Outra narrativa a ser desconstruída é a laicidade de Israel, em contraposição aos “atrasados e teocráticos” vizinhos árabes. Para solidificar as mitologias do “povo eleito” e da “Terra Prometida”, livros religiosos são estudados nas escolas israelenses como se fossem documentos históricos. Já no exército israelense, é comum que se relacionem vitórias militares a narrativas bíblicas, sobretudo às batalhas dos israelitas contra os povos da região de Canaã. Se não existe “doutrinação comunista” nas instituições de ensino brasileiras, podemos falar, tranquilamente, em “doutrinação sionista” em Israel.

Mesmo a narrativa de Israel abrigar a “única parada gay do Oriente Médio” não tem nada de democrática. Trata-se mero pinkwashing para esconder as inúmeras violações de direitos humanos praticadas contra o povo palestino. Somente setores mais desavisados da esquerda caem nessa armadilha retórica.

Apesar de todo malabarismo feito pelo jornalismo hegemônico, na era das redes sociais e imprensa alternativa fortalecida, não há como esconder o genocídio do povo palestino; está sendo registrado e visto em todo planeta, como foi o caso do recente ataque que deixou pelo menos quarenta e cinco mortos em um campo de refugiados em Rafah, sul de Gaza.

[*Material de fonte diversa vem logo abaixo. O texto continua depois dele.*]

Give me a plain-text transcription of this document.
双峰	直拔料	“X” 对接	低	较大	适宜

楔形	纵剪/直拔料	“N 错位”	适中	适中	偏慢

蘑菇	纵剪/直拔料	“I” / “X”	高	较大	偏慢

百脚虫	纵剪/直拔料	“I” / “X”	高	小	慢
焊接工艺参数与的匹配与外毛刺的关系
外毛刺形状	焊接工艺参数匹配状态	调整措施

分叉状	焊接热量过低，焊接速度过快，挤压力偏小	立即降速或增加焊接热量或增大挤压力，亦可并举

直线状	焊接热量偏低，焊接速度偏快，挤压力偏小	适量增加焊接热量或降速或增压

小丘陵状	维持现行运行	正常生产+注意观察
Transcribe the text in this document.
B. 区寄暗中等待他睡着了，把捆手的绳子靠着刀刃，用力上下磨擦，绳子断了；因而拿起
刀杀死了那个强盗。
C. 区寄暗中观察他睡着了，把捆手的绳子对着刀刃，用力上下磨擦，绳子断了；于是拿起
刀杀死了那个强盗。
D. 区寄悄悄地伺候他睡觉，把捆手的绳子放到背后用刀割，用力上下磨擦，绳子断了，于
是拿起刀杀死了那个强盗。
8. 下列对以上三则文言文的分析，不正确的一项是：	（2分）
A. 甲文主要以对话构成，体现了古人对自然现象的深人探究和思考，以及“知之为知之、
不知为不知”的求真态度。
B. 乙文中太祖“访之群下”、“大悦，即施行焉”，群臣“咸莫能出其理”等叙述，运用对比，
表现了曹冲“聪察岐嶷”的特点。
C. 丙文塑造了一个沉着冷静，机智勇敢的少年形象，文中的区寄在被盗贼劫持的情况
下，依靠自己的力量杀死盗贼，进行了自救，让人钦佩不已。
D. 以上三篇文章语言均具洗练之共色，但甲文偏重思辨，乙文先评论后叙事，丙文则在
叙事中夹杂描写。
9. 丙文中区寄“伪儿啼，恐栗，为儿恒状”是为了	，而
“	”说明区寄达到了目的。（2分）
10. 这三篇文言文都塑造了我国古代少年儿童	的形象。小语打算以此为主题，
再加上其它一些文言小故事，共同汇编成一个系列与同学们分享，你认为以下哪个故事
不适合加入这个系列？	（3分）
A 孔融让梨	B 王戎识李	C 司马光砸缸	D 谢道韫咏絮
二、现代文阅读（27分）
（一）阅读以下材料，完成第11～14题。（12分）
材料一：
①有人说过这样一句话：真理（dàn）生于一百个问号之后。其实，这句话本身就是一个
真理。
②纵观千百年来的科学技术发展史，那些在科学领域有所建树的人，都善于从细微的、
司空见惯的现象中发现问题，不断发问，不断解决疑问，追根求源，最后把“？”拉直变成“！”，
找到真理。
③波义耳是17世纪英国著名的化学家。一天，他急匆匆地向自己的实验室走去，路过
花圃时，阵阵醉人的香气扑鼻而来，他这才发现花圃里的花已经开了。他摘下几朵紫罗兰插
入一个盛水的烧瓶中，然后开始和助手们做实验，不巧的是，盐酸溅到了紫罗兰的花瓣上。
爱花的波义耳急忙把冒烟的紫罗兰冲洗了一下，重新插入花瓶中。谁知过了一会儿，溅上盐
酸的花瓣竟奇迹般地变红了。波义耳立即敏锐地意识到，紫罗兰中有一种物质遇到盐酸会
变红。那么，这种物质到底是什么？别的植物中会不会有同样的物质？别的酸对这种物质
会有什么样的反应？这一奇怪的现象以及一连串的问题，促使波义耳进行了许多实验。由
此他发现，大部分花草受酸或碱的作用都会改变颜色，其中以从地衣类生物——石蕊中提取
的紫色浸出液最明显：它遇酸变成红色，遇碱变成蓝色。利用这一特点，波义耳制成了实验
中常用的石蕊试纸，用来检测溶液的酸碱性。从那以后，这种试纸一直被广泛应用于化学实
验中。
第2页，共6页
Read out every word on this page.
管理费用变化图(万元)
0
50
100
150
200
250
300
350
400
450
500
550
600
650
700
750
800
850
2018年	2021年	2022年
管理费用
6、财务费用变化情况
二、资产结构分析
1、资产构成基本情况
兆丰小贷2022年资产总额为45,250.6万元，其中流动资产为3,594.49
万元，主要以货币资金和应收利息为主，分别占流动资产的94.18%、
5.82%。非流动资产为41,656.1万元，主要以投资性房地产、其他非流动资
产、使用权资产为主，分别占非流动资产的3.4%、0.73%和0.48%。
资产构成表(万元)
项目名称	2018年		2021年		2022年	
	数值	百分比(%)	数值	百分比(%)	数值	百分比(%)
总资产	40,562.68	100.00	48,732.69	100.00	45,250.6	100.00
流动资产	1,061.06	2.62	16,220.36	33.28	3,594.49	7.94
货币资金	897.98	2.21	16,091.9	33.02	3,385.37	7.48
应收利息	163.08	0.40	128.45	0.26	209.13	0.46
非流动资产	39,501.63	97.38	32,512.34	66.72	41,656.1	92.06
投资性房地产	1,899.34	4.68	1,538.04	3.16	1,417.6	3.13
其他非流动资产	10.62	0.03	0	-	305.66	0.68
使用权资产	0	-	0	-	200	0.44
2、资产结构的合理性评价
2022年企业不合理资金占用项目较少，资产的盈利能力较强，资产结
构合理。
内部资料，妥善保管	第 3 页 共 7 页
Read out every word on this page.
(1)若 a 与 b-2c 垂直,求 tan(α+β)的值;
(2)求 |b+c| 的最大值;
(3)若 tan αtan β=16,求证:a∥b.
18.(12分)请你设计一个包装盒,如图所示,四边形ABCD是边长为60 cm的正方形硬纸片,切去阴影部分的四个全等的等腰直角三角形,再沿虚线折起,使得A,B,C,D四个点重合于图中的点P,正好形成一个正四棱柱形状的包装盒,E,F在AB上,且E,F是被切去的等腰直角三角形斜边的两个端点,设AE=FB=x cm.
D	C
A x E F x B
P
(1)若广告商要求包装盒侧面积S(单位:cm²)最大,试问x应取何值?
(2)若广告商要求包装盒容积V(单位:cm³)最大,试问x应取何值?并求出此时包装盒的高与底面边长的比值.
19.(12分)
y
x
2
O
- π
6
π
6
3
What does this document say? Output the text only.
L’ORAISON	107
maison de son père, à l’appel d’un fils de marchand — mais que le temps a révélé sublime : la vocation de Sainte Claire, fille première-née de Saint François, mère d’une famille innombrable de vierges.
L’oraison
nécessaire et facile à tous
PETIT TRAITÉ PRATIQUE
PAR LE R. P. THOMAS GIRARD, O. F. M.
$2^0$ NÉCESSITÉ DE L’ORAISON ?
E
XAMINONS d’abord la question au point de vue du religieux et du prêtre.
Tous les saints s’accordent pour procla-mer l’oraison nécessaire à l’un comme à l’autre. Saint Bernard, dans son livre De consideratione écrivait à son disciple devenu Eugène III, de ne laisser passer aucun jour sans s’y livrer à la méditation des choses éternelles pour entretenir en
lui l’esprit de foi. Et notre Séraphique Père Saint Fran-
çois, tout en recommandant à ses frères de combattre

Diante dessa realidade genocida, entra em cena outra eficaz estratégia de manipulação midiática: a personalização da geopolítica. Nesse sentido, o massacre do povo palestino não é um projeto sionista, uma “política de Estado”, mas obra exclusiva da mente extremista do primeiro-ministro Benjamin Netanyahu, isto é, uma “política de governo”. Por essa linha de raciocínio, basta remover o premiê de seu cargo (ou até condená-lo por crimes de guerra) que Israel voltará à sua normalidade de “maior democracia do Oriente Médio”.

Como também é impossível esconder o elevado número de crianças mortas em Gaza, devido aos constantes ataques israelenses, Renata Lo Prete, âncora do Jornal do Globo, tem uma bizarra explicação. Morrem muitas crianças porque a maioria da população do território palestino é jovem; e não por Israel atacar indiscriminadamente alvos civis e militares (punição coletiva). Simples assim!

Em suma, por mais trágico, surreal e revoltante que possa ser um acontecimento, em nome dos interesses do imperialismo e de seus aliados, os discursos dos noticiários internacionais da grande imprensa sempre vão “justificar o injustificável”.

**Este artigo não reflete, necessariamente, a opinião da Revista Fórum.